I woke up at 6:00am one Saturday morning this summer. I don’t usually do that but I was about to set on an adventure, one I’ve been looking forward to for a few years now.
For those of you who don’t know, I have an affinity for abandoned buildings, especially those of the medical use. Not many old, historical hospitals, sanatoriums, asylums, or clinics still stand. If they do, they have an aura of death and decay about them. After all, most people go to these types of place when they’re sick, and not everyone comes back out.
Nestled in the heart of West Virginia lies the Trans-Allegheny Lunatic Asylum, though it wasn’t always called that. Construction began in 1838 on the Weston State Hospital. What you see in the above picture wasn’t there in the beginning of construction, but in the later parts. The left wing was the first to be built. As the Civil War came and heated up, soldiers were housed and the asylum became a temporary military hospital for the wounded. Construction expanded due to the overcrowding problem in the left wing. Thus the rest of the institution was created.
There are other buildings throughout the campus, including a surgical center and mortuary.
The asylum was designed to house about 1-2 patients per room, about 250 patients total throughout the whole building. With the asylum being the only one of its kind in the region, with state-of-the-art treatments, the original 250 person capacity was maxed out to several thousand. The once 1-2 patients per room vision soon became patients sleeping on the floor in the hallway due to lack of space.
The asylum is in an interesting condition. Even though the building received help from historic preservationists, most of the structure has been left untouched, with peeling wallpaper and rusting bathroom sinks. Random stains and marks on the walls and floors remind us of who once walked these halls, and whose hands grazed the door frames and window sills.

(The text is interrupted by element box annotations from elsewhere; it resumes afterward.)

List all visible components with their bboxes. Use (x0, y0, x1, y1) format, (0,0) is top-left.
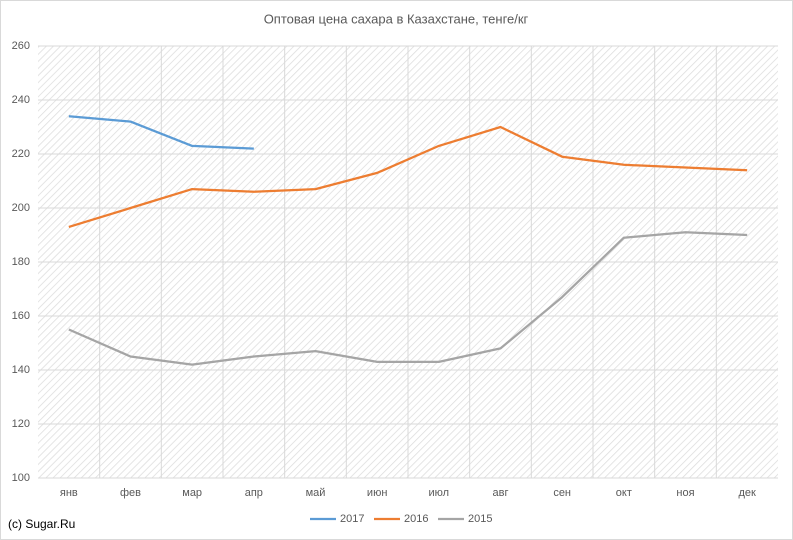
x-tick-label: июн (367, 487, 387, 499)
x-tick-label: апр (245, 487, 263, 499)
x-tick-label: ноя (676, 487, 694, 499)
y-tick-label: 180 (12, 256, 30, 268)
y-tick-label: 240 (12, 94, 30, 106)
y-tick-label: 260 (12, 40, 30, 52)
x-tick-label: янв (60, 487, 78, 499)
series-line (68, 115, 254, 150)
x-tick-label: авг (493, 487, 509, 499)
x-tick-label: мар (182, 487, 202, 499)
y-tick-label: 160 (12, 310, 30, 322)
y-tick-label: 200 (12, 202, 30, 214)
legend-label: 2015 (468, 513, 492, 525)
x-tick-label: дек (738, 487, 756, 499)
y-tick-label: 140 (12, 364, 30, 376)
legend-label: 2016 (404, 513, 428, 525)
x-tick-label: фев (120, 487, 141, 499)
x-tick-label: июл (429, 487, 450, 499)
y-tick-label: 100 (12, 472, 30, 484)
credit: (c) Sugar.Ru (8, 517, 75, 531)
legend-label: 2017 (340, 513, 364, 525)
y-tick-label: 120 (12, 418, 30, 430)
x-tick-label: сен (553, 487, 571, 499)
x-tick-label: окт (616, 487, 632, 499)
chart-title: Оптовая цена сахара в Казахстане, тенге/… (264, 11, 529, 26)
series-line (68, 125, 748, 228)
x-tick-label: май (306, 487, 326, 499)
series-line (68, 231, 748, 366)
y-tick-label: 220 (12, 148, 30, 160)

I look out the window of the second floor men’s wing. The well-manicured lawn houses the running of feet from a child’s birthday party right on the premises. Why any child would want a party on the grounds of a historic scene for the mentally ill, I’ll never know.
Fun fact time.
The auditorium once hosted a high school prom…yes, a prom. Nothing says lets remember the good times like people from the geriatric wing next door crashing the party. Also, there is a whiteboard on the second floor that still has writing on it from 1993, the year the asylum closed down due to lack of funding. On that board were times for group therapy and which doctor was in that particular day.
Time really did stand still at the Trans-Allegheny Lunatic Asylum. The peeling wallpaper and creaking floors remind us why these places ever existed, and why they all eventually shut down.